Après avoir vidé les placards de ma maison, j’ai appelé Yannick et Vivien pour leur proposer la sortie. Je savais qu’ils avaient aussi envie d’aller dans le Gaube. Cette étape a été beaucoup plus simple que la précédente puisqu’ils ont tout de suite accepté.

C’est donc de cette manière que je me suis retrouvée cette nuit du 24 mai 2024 à tenter de trouver le sommeil dans le petit dortoir du refuge des Oulettes de Gaube. Ne fermant pas l'œil de la nuit, j’ai eu le temps de réfléchir à ce que j’allais bien pouvoir vous raconter dans cet article. J’ai pensé à vous partager nos doutes quant au fait de partir avec les skis sur le dos pendant que des familles bronzaient au bord du lac de Gaube. J’aurais aussi pu vous raconter l’étonnement de ces mêmes gens en voyant notre allure, ne comprenant pas où nous allions poser les semelles de nos skis à part sur l’herbe… Mais à ce même instant, j’essayais péniblement de tomber dans les bras de Morphée et de penser à rien si ce n’est dormir. Evidemment, je n’ai jamais réussi... Bercée par le concerto de ronflements des uns et des autres, j’ai tenté en vain de baisser le son.
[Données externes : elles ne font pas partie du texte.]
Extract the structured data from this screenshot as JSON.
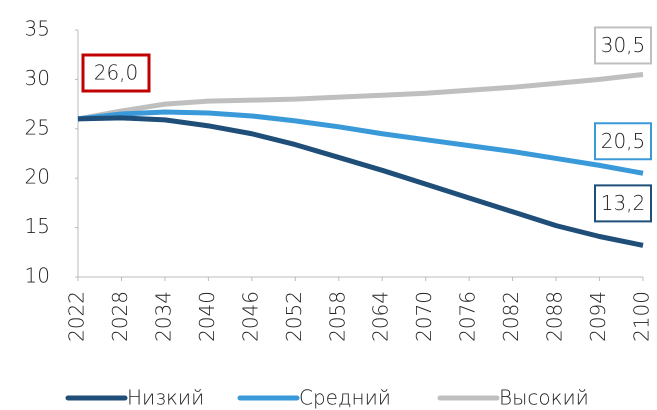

Il n’y avait rien à faire contre ce vacarme qui fracassait les décibels. Je ne sais pas si l’union fait la force mais pour sûr, elle fait du bruit ! Le disque défilait sans jamais s’arrêter. Certaines mesures en cœur, d’autres en canon, cette mélodie commençait sérieusement à me taper sur le système. Heureusement pour moi, le réveil a sonné à 2h du mat’ et l’avantage, c’est que je suis vite sortie de mon sommeil !
A partir de ce moment-là, le temps qui jusqu’alors s'étirait, a filé à toute allure. Le regel partiel et les quantités de neige fraîche importante ne nous ont pas facilité la tâche. Heureusement, Yannick a fait office de tracteur-dameuse dans les pentes de neige ! L’avantage, c’est qu’une fois que sa centaine de kilos a écrasé la neige, je ne m’enfonce pas plus dans les traces. 
La première partie est avalée rapidement mais nous brassons énormément dans le deuxième tiers, ce qui ralentit fortement notre progression. Le soleil commence à réchauffer les pentes sommitales et nous recevons en quasi continuité, glace et caillou sur le corps. Il ne faut pas traîner ! 
Au niveau du fameux bloc coincé, je passe devant. Les conditions sont un peu particulières puisqu’il y a à la fois trop de neige pour poser des friends et trop peu de placage pour brocher. Je fais donc du jardinage pour essayer de dégager quelques fissures et me protéger. La dernière longueur est aussi très pauvre en glace. Un fin placage au fond d’une cheminée me permet de sortir sur le glacier d’Ossoue. Les copains me rejoignent, épuisés mais heureux. Les doutes et la pression s’évaporent enfin.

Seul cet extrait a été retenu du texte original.